Both wings of the broad church of fiction depend on a storehouse of manufactured, processed, elements of imagination. A young girl-child is in danger. What color is her hair? (Blonde.) A man, pursued by police, runs down an alleyway and encounters…(a dead end, perhaps a fence.) A woman answers the phone. Her face turns serious. She tells the caller “Thank you,” softly. Then she gently places the receiver back on the hook. What’s her problem? (Cancer.) A middle-class black man enters a restaurant in a small town in a southern state. The first racist he encounters is…(an angry proletarian white man, perhaps already drunk.) The child who discovers the magical fantasy world is (bookish, easily upset, physically weak). No surprise that many of these top-of-mind tropes depend upon and reinforce a variety of culture stereotypes and behavioral expectations. Whiter is better, the law is not easily evaded, emotional outbursts are to be eschewed, racism is a social phenomenon perpetuated by poor whites, only the pathetic have an interest in escaping reality.

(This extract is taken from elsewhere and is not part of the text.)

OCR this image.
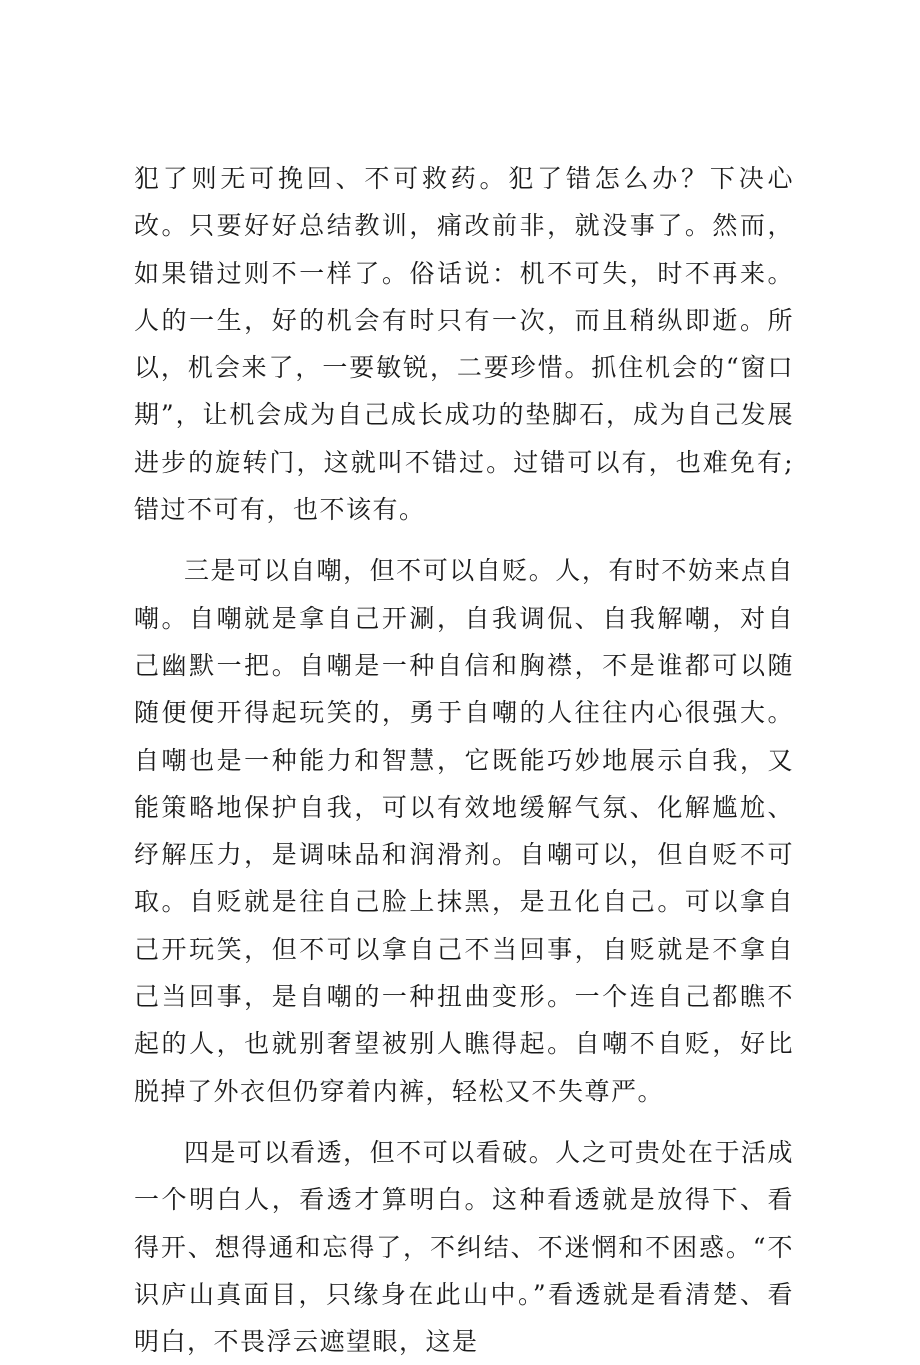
犯了则无可挽回、不可救药。犯了错怎么办？下决心改。只要好好总结教训，痛改前非，就没事了。然而，如果错过则不一样了。俗话说：机不可失，时不再来。人的一生，好的机会有时只有一次，而且稍纵即逝。所以，机会来了，一要敏锐，二要珍惜。抓住机会的“窗口期”，让机会成为自己成长成功的垫脚石，成为自己发展进步的旋转门，这就叫不错过。过错可以有，也难免有;错过不可有，也不该有。

三是可以自嘲，但不可以自贬。人，有时不妨来点自嘲。自嘲就是拿自己开涮，自我调侃、自我解嘲，对自己幽默一把。自嘲是一种自信和胸襟，不是谁都可以随随便便开得起玩笑的，勇于自嘲的人往往内心很强大。自嘲也是一种能力和智慧，它既能巧妙地展示自我，又能策略地保护自我，可以有效地缓解气氛、化解尴尬、纾解压力，是调味品和润滑剂。自嘲可以，但自贬不可取。自贬就是往自己脸上抹黑，是丑化自己。可以拿自己开玩笑，但不可以拿自己不当回事，自贬就是不拿自己当回事，是自嘲的一种扭曲变形。一个连自己都瞧不起的人，也就别奢望被别人瞧得起。自嘲不自贬，好比脱掉了外衣但仍穿着内裤，轻松又不失尊严。

四是可以看透，但不可以看破。人之可贵处在于活成一个明白人，看透才算明白。这种看透就是放得下、看得开、想得通和忘得了，不纠结、不迷惘和不困惑。“不识庐山真面目，只缘身在此山中。”看透就是看清楚、看明白，不畏浮云遮望眼，这是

Shit! You just got bogged down in the quagmire of modern culture and all its terrible politics. You just regurgitated all the poison you have been fed since infancy. You were just trying to write a story, man! Now look what you did. Clean that up!
I like this Mamatas post (thanks, Kip!), not because he rubs our noses in our mess, but because he’s reminding us that the act of questioning our own assumptions about people, society, history, etc. cannot be done without imagining how these things could be (and often are) otherwise. As a political cartoonist, I ran into these problems a lot: to express an opinion coherently through the visual shorthands of cartoonish icons without reenforcing the terrible stereotypes handed down from rotten history is a real challenge. I don’t think I was always successful; fortunately there was always someone ready to point out when I fell short of my ideals — even more fortunately when they did it before I published anything (remember, kids, get an adult to proofread your work before handing it in.) The key is listening. That’s true of most things in life, anyway, but it gets hard when it’s coming from someone criticizing you. The reward for suppressing your instinct to tell them to fuck off is becoming a better artist — and to arrive at a higher level of politics. Mamatas, again, and his conclusion (uh, spoiler alert?):
Our first step is to see this stuff when we do it, to realize that we didn’t make this up. It was made up for us. The second step is to clear away as much of the mediagination as we can. And the third this step is to write, to really write from one’s own brain. Resist the “real”, as the real that can be articulated in a five-act dramatic structure with a likeable protagonist and a satisfying dénouement is not the real. Find your own imagination, and use it.